On the other hand, it is plain that where the religious interest is exclusively concentrated upon the will and entirely exhausts itself in attempts at solving the concrete, practical problems of life, no strong incentive will exist for reflecting upon any other aspect of the nature of God than His love, because all that is required of God is that He shall serve as the norm and warrant for Christian philanthropic effort.
It is a well-known fact that all heresy begins with a partial truth. So it is in the present case.
No one will deny that in the Scriptural disclosure of truth the divine love is set forth as a most fundamental principle, nor that the embodiment of this principle in our human will and action forms a prime ingredient of that subjective religion which the Word of God requires of us.

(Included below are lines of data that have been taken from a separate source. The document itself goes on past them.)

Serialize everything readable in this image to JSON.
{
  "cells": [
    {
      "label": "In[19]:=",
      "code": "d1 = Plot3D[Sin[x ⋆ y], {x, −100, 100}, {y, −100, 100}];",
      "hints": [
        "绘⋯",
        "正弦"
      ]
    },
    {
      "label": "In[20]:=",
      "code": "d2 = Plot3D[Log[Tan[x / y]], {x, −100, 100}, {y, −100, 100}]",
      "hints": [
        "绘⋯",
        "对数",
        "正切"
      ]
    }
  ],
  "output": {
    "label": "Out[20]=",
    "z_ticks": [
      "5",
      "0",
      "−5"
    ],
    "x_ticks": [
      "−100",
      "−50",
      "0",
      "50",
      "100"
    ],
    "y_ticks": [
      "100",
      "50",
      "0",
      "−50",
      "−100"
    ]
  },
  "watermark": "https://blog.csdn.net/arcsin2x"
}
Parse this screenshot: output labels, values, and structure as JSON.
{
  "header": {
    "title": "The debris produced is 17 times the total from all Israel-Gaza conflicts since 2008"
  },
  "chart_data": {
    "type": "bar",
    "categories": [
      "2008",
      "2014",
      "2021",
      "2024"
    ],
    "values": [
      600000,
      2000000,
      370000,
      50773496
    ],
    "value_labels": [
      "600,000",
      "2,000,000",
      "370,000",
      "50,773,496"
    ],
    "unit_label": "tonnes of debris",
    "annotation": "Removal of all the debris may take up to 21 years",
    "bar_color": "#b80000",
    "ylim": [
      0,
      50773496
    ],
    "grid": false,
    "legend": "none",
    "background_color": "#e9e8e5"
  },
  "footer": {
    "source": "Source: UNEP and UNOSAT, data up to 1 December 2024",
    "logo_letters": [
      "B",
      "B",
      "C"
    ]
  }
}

But it is quite possible to overemphasize this one side of truth and duty as to bring into neglect other exceedingly important principles and demands of Christianity. The result will be that, while no positive error is taught, yet the equilibrium both in consciousness and life is disturbed and a condition created in which the power of resistance to the inroads of spiritual disease is greatly reduced. There can be little doubt that in this manner the one-sidedness and exclusiveness with which the love of God has been preached to the present generation is largely responsible for that universal weakening of the sense of sin, and the consequent decline of interest in the doctrines of atonement and justification, which even in orthodox and evangelical circles we all see and deplore.
But this by no means reveals the full extent of the danger to which the tendency we are speaking of has exposed us. It is impossible for any practical displacement of the balance of truth to continue for a long time without endeavoring to perpetuate and justify itself by means of a corresponding reconstruction of the entire doctrinal system. Thus what may have been at first no more than a matter of relative emphasis inevitably tends to become a question of positive theoretical error, such as makes the return to normal conditions in practical religious life more difficult than before.
From Vos’s essay, “The Scriptural Doctrine of the Love of God,” The Presbyterian and Reformed Review 13 (1902): 1-37.